Невозможная жара и духота! Воздух сухой. Над морем, на горизонте, черно-серая туча. Обязательно будет гроза. Я, как кошка, чувствую приближение грозы. В такую жару страшно перейти двор, а неугомонная Женя тащит меня полверсты в гору с визитом к Сидоренко. Это ей пришло в голову сегодня за завтраком, и она смакует его удивление, его восторг при виде меня и потом досаду, что у него не получится сказать со мной ни одного слова.

– Я буду вечно тут! Вот он мне все в любви объясняется, я и сделаю вид, что поверила, заплачу и скажу: поговорите с мамашей. Воображаю его физиономию! Не кружи голову наивным девицам, не объясняйся зря в любви.

Женя так мила в своем шаловливом настроении, что я не могла ей отказать и тащусь за ней на гору, к белому домику, где живет Сидоренко.

– Тс-с… Тата! Мы сейчас их накроем в легких туалетах, то-то всполошатся! – шепчет Женя.

Я делаю движение назад. В тени дома под развесистым эвкалиптом в плетеном кресле полулежит Старк. Жакет его белого костюма висит на дереве. Он без жилета, и ворот его голубой мягкой рубашки расстегнут.

Сидоренко, в темной русской рубашке тоже с расстегнутым воротом и без пояса, приготовляет какое-то питье со льдом. Я вижу нежную шею Старка, отделяющуюся резкой чертой от загорелого лица, и мне делается буквально страшно. Я хочу убежать, но момент упущен. Женя распахивает калитку и объявляет:

– Отряд казаков врывается в мирную китайскую деревню. Вы взяты в плен!

Мужчины вскакивают. Сидоренко хочет бежать в дом, а Старк хватается за свой жакет.

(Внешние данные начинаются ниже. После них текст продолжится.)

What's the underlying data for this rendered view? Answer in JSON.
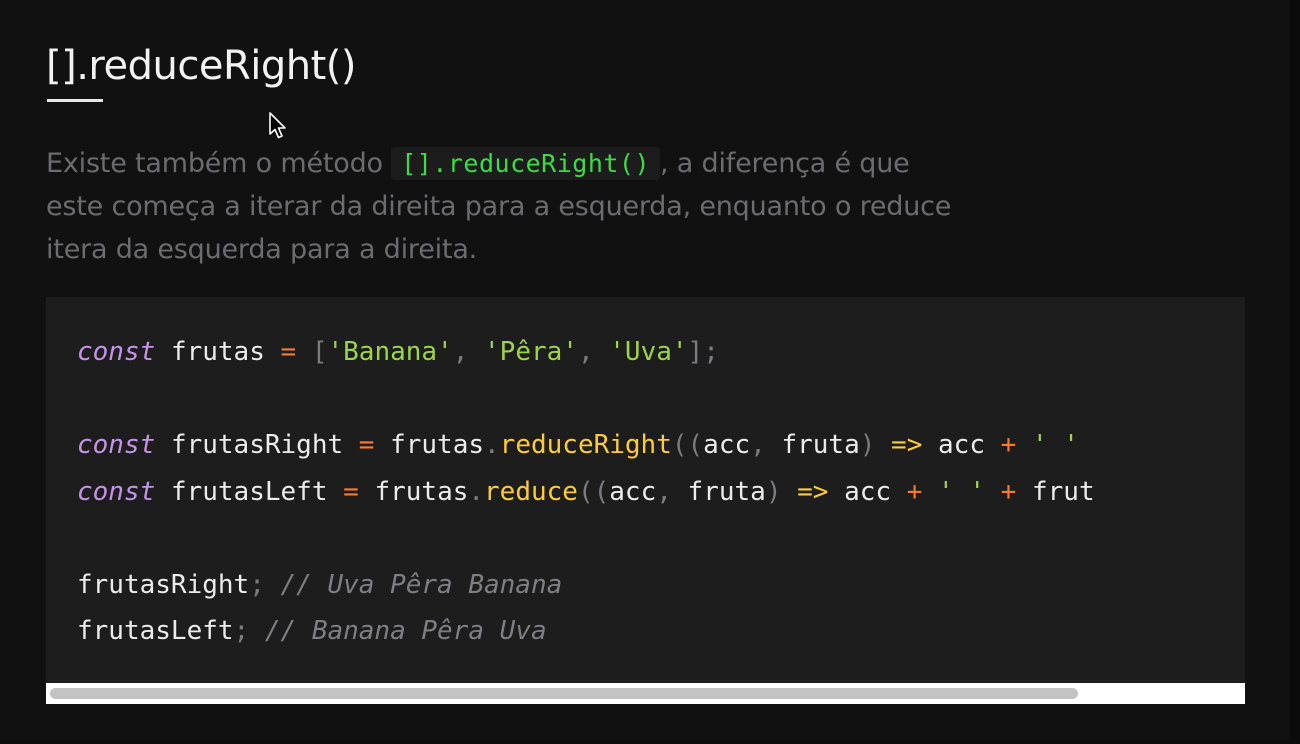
{
  "slide": {
    "title": "[].reduceRight()",
    "description": {
      "before": "Existe também o método ",
      "inline_code": "[].reduceRight()",
      "after_line1": ", a diferença é que",
      "line2": "este começa a iterar da direita para a esquerda, enquanto o reduce",
      "line3": "itera da esquerda para a direita."
    }
  },
  "code": {
    "line1": {
      "kw": "const",
      "name": "frutas",
      "eq": "=",
      "open": "[",
      "s1": "'Banana'",
      "c1": ",",
      "s2": "'Pêra'",
      "c2": ",",
      "s3": "'Uva'",
      "close": "];"
    },
    "line2": {
      "kw": "const",
      "name": "frutasRight",
      "eq": "=",
      "obj": "frutas",
      "dot": ".",
      "fn": "reduceRight",
      "p1": "((",
      "a1": "acc",
      "c1": ",",
      "a2": "fruta",
      "p2": ")",
      "arrow": "=>",
      "acc": "acc",
      "plus": "+",
      "str": "' '"
    },
    "line3": {
      "kw": "const",
      "name": "frutasLeft",
      "eq": "=",
      "obj": "frutas",
      "dot": ".",
      "fn": "reduce",
      "p1": "((",
      "a1": "acc",
      "c1": ",",
      "a2": "fruta",
      "p2": ")",
      "arrow": "=>",
      "acc": "acc",
      "plus1": "+",
      "str": "' '",
      "plus2": "+",
      "tail": "frut"
    },
    "line4": {
      "name": "frutasRight",
      "semi": ";",
      "comment": "// Uva Pêra Banana"
    },
    "line5": {
      "name": "frutasLeft",
      "semi": ";",
      "comment": "// Banana Pêra Uva"
    }
  },
  "icons": {
    "cursor": "mouse-pointer-icon"
  },
  "colors": {
    "keyword": "#c792ea",
    "string": "#9bd54a",
    "function": "#ffcb3b",
    "operator": "#ff7a2b",
    "comment": "#7e7e84",
    "inline_code": "#3ddc45"
  }
}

– Ни с места! – кричит Женя, прикладывая к плечу свой зонтик, как ружье. – Одно движение, и мы… исчезаем.

– Нет, нет! Ради бога, не уходите, мы так счастливы видеть вас, – говорит Старк.

– Не можем же мы оставаться в таких костюмах при дамах! – с отчаянием бормочет Сидоренко.

– Вам, Виктор Петрович, разрешается подпоясаться, а г-н Старк и так хоть на бал в своих белых туфельках и голубых носочках! Разрешается еще привести в порядок ваши декольте, – решительно объявляет Женя.

– Позвольте надеть хоть галстук! – просит Старк. – Нельзя же быть при дамах таким чучелом.

– Чучела, молодой человек, женского рода, а чучело среднего… Милостивые государи и милостивые государыни, посмотрите на этого мужчину! В нем кокетства хватить на десять женщин и на нашу Таточку даже. Он прекрасно знает, что он очарователен, что голубой цвет ему чрезвычайно к лицу, но он… Ах вы! – прибавляет она, махнув рукой.

Я ужасно благодарна Жене за ее болтовню: она дает мне время оправиться.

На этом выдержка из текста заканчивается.